Tuppence siguió al coronel Kingston Bruce, que aún seguía refunfuñando entre dientes sobre la pestilente desfachatez de cierta gente, hacia un comedor enorme donde la familia ya estaba reunida.

Solo una de las personas presentes era desconocida para Tuppence.

—Esta, Lady Laura, es la señorita Robinson, que amablemente nos está ayudando.

Lady Laura inclinó la cabeza y a continuación procedió a contemplar a Tuppence a través de sus pince-nez. Era una mujer alta y delgada, de sonrisa triste, voz suave y ojos muy duros y astutos. Tuppence le devolvió la mirada y los ojos de Lady Laura bajaron.

Después de comer, Lady Laura sacó tema de conversación con un aire de blanda curiosidad. ¿Cómo avanzaba la investigación?

Tuppence recalcó debidamente las sospechas que recaían sobre la doncella, pero en realidad no tenía la mente puesta en Lady Laura.

Lady Laura podría ocultar cucharillas y otros objetos entre sus ropas, pero Tuppence estaba bastante segura de que no había robado la perla rosa.
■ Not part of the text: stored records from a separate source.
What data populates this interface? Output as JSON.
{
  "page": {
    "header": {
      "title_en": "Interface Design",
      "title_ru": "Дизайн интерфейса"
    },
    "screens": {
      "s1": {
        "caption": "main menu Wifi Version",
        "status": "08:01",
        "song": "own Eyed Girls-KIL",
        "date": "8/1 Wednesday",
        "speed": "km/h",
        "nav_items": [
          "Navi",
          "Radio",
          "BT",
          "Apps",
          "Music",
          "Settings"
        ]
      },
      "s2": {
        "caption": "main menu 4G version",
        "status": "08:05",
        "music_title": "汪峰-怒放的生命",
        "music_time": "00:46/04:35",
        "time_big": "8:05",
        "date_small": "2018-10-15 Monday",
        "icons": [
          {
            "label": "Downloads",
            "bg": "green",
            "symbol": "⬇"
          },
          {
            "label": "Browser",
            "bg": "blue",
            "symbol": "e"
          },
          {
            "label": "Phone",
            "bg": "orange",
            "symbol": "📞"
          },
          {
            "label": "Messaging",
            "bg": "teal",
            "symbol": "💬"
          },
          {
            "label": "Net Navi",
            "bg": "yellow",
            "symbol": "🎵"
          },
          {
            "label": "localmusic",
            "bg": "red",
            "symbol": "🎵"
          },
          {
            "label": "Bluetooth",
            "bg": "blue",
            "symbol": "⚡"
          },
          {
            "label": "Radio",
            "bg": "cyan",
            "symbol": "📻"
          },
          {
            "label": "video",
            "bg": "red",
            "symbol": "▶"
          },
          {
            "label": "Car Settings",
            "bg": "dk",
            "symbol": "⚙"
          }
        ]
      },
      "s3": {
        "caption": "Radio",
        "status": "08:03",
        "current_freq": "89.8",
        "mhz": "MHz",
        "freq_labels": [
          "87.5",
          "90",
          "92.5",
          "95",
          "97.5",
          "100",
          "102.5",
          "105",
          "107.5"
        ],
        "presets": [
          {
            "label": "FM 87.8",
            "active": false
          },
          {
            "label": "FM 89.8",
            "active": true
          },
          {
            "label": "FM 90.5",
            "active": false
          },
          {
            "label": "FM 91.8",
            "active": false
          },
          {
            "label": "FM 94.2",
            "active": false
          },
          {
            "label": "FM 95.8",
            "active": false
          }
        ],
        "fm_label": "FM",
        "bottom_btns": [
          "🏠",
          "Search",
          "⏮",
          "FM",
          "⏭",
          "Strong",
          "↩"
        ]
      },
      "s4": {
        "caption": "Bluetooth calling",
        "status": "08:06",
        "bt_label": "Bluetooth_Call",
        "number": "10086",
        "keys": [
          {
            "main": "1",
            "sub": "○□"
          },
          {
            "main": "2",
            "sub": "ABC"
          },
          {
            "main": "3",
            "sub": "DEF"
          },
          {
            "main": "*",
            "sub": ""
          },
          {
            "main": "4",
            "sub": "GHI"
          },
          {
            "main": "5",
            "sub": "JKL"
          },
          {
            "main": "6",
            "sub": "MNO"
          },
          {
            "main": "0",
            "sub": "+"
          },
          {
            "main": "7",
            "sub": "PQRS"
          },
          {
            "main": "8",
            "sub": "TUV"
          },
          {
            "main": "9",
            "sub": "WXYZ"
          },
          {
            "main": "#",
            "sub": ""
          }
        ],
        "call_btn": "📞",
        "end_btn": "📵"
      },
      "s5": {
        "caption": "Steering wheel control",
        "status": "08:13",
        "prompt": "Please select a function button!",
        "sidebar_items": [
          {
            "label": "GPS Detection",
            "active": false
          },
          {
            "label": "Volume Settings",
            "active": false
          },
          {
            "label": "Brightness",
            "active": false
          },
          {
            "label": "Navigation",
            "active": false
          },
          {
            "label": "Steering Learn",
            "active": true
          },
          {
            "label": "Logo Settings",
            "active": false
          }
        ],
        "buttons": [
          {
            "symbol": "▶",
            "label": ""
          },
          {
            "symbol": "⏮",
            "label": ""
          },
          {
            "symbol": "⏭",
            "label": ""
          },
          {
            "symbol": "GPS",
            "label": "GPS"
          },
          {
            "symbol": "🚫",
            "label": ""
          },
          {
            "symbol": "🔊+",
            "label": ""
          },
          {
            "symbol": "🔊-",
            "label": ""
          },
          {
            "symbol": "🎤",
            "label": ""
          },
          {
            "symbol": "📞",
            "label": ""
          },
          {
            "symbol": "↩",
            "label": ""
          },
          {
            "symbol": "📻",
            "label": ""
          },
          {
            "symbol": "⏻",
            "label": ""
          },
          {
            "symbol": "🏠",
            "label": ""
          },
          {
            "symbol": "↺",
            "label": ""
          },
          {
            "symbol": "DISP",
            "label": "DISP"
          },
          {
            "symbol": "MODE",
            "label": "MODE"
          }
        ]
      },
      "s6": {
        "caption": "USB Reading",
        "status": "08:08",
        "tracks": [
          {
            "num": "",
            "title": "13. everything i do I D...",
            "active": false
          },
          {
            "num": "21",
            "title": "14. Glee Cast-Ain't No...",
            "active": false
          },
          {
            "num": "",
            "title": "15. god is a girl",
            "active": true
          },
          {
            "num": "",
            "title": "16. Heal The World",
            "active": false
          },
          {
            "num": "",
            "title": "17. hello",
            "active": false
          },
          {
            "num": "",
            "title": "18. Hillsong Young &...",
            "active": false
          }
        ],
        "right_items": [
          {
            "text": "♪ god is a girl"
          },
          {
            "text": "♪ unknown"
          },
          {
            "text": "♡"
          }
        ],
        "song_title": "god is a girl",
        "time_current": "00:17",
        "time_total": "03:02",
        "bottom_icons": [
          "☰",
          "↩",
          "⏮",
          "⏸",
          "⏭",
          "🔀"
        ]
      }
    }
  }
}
Pronto Tuppence continuó con su registro de la casa. El tiempo iba pasando. No había señales de Tommy y, lo que le importaba mucho más a Tuppence, no había señales del señor Rennie.

De repente, Tuppence salió de un dormitorio y chocó con Beatrice Kingston Bruce, que bajaba las escaleras. Estaba completamente vestida para la calle.

—Me temo —dijo Tuppence— que no debes salir ahora mismo.

La otra chica la miró con altivez.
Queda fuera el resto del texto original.